Blu-ray Review: ‘Sisters’

★★★☆☆

Made in 1973, a whole three years before his breakthrough Stephen King adaptation Carrie, Brian De Palma’s Sisters (previously released as Blood Sisters in the UK and now available on DVD and Blu-ray through Arrow Video) begins with a mock quiz show called ‘Peeping Tom’, in which a female participant wins a set of steak knives. Right there, we have the key De Palma obsessions; voyeurism stabbed through with violence, all played out with a healthy slice of self-aware humour. This being De Palma, we also need the Hitchcock influence which – with a late score by Bernard Hermann – occasionally oversteps the mark into straight pastiche rather than nuanced, reverent homage.

Danielle Breton (Margot Kidder, who would go on to play Lois Lane in Richard Donner’s Superman) is one lucky recipient of the knives after starring in a Candid Camera-style skit. She goes home with the duped man from the show, advertising executive Philip Woode (Lisle Wilson). However, Danielle has a sister, Siamese twin Dominique, who’s insanely jealous. Also on the scene is Danielle’s ex-husband Emil (played by De Palma regular William Finley), who seems nervous that something is going to happen. In her apartment, a murder is witnessed by neighbour and investigative reporter Grace Collier (Jennifer Salt). The police, irritated by Collier’s exposés of police brutality, fail to find a body and Grace – with the help of her very own Arbogast (Charles Durning) – starts to investigate for herself.

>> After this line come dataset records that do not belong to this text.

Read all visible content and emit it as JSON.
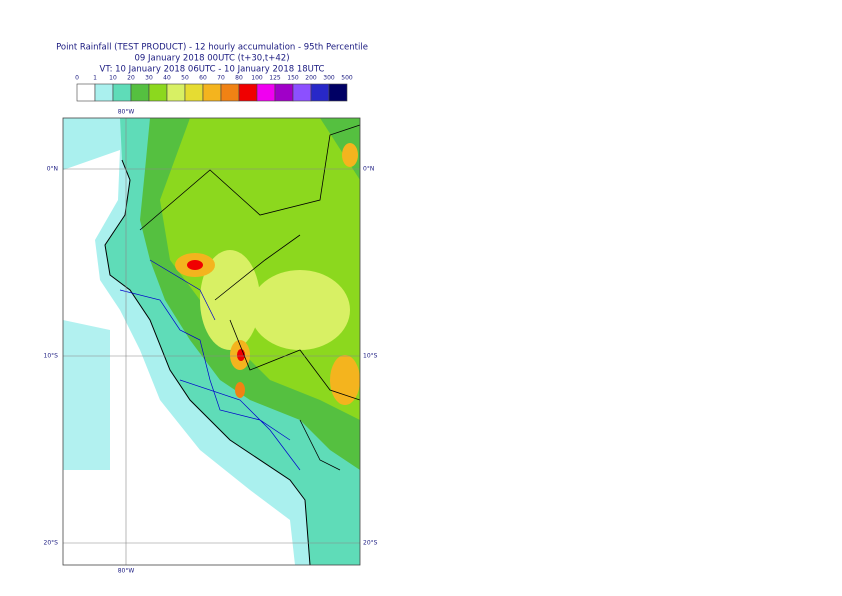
{
  "title": {
    "lines": [
      "Point Rainfall (TEST PRODUCT) - 12 hourly accumulation - 95th Percentile",
      "09 January 2018 00UTC (t+30,t+42)",
      "VT: 10 January 2018 06UTC - 10 January 2018 18UTC"
    ]
  },
  "colorbar": {
    "labels": [
      "0",
      "1",
      "10",
      "20",
      "30",
      "40",
      "50",
      "60",
      "70",
      "80",
      "100",
      "125",
      "150",
      "200",
      "300",
      "500"
    ],
    "colors": [
      "#ffffff",
      "#aaf0ee",
      "#5fdcb8",
      "#55c040",
      "#8cd81e",
      "#d8f064",
      "#e6dc32",
      "#f4b41e",
      "#f08214",
      "#f00000",
      "#f000f0",
      "#a000c8",
      "#8c50ff",
      "#2828c8",
      "#000064"
    ]
  },
  "map": {
    "top_labels": [
      "80°W"
    ],
    "bottom_labels": [
      "80°W"
    ],
    "left_labels": [
      "0°N",
      "10°S",
      "20°S"
    ],
    "right_labels": [
      "0°N",
      "10°S",
      "20°S"
    ]
  }
}
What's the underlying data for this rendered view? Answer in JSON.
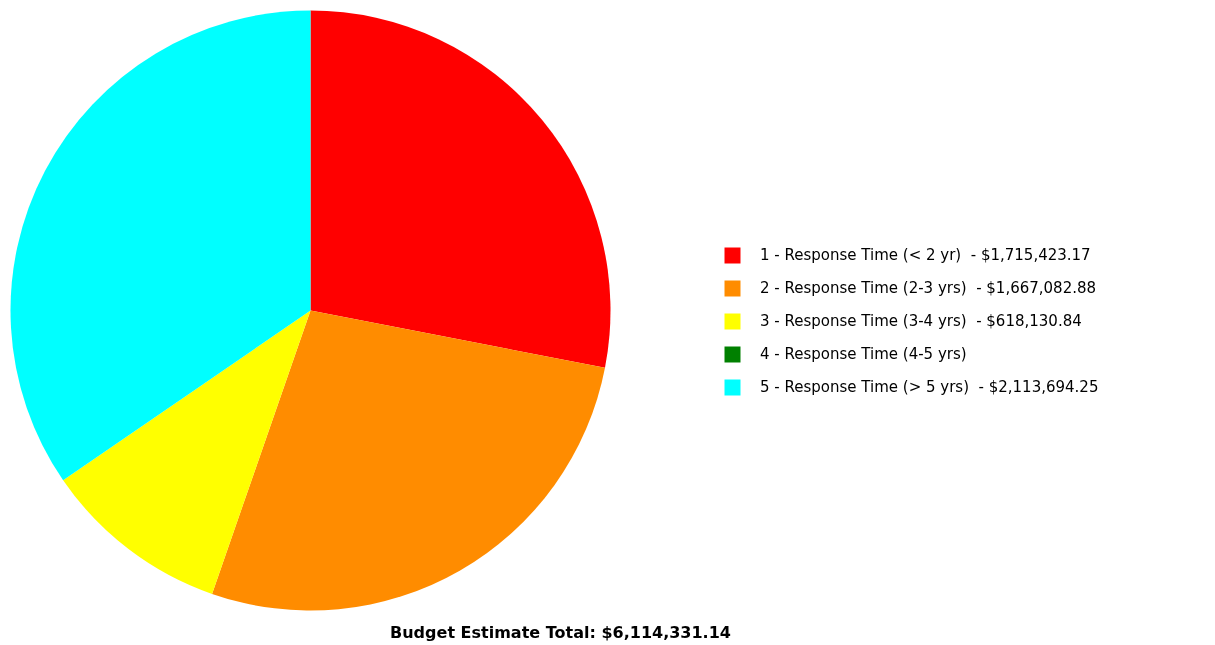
{
  "chart_data": {
    "type": "pie",
    "title": "Budget Estimate Total: $6,114,331.14",
    "categories": [
      "1 - Response Time (< 2 yr)  -",
      "2 - Response Time (2-3 yrs)  -",
      "3 - Response Time (3-4 yrs)  -",
      "4 - Response Time (4-5 yrs)",
      "5 - Response Time (> 5 yrs)  -"
    ],
    "values": [
      1715423.17,
      1667082.88,
      618130.84,
      0,
      2113694.25
    ],
    "value_labels": [
      "$1,715,423.17",
      "$1,667,082.88",
      "$618,130.84",
      null,
      "$2,113,694.25"
    ],
    "colors": [
      "#ff0000",
      "#ff8c00",
      "#ffff00",
      "#008000",
      "#00ffff"
    ],
    "legend": "right"
  }
}
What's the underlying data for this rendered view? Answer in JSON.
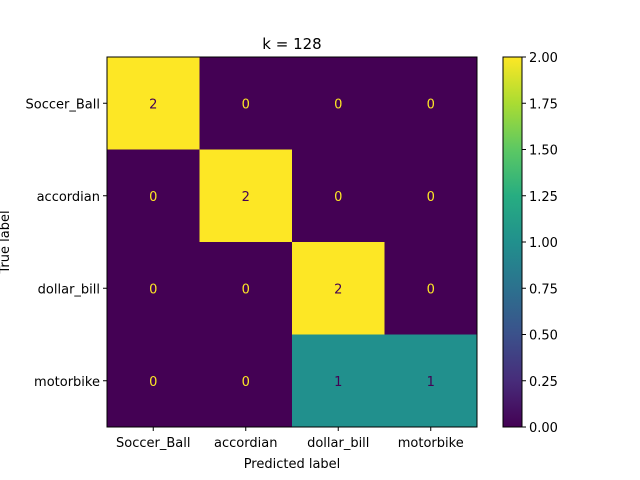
{
  "chart_data": {
    "type": "heatmap",
    "title": "k = 128",
    "xlabel": "Predicted label",
    "ylabel": "True label",
    "x_categories": [
      "Soccer_Ball",
      "accordian",
      "dollar_bill",
      "motorbike"
    ],
    "y_categories": [
      "Soccer_Ball",
      "accordian",
      "dollar_bill",
      "motorbike"
    ],
    "values": [
      [
        2,
        0,
        0,
        0
      ],
      [
        0,
        2,
        0,
        0
      ],
      [
        0,
        0,
        2,
        0
      ],
      [
        0,
        0,
        1,
        1
      ]
    ],
    "colormap": "viridis",
    "colors": {
      "low": "#440154",
      "mid": "#21918c",
      "high": "#fde725",
      "text_on_dark": "#fde725",
      "text_on_light": "#440154"
    },
    "colorbar": {
      "min": 0,
      "max": 2,
      "ticks": [
        "0.00",
        "0.25",
        "0.50",
        "0.75",
        "1.00",
        "1.25",
        "1.50",
        "1.75",
        "2.00"
      ]
    }
  }
}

There’s a sharp edginess to proceedings and De Palma’s political radicalism can be felt in the paranoia against the incompetent authorities, casual racism and Grace’s radical credentials. However, his influences are ubiquitous and the score almost suffocates the film, making it almost nonsensical to anyone who isn’t au fait with Hitchcock. Everything Hitch used as subtext, De Palma brings to the fore as blood red text, just as forcefully as the stabbing victim who write help in his own blood on the window pane. There’s not subtlety here, but plenty of schlocky delights, especially when De Palma employs what would become his trademark split-screen technique. An effective thriller, Sisters is an intense tightly executed slasher, which fans of the directors later work will revel in. The cult film has in embryo – quite literally in the title sequence – all of De Palma’s concerns, fears and delights.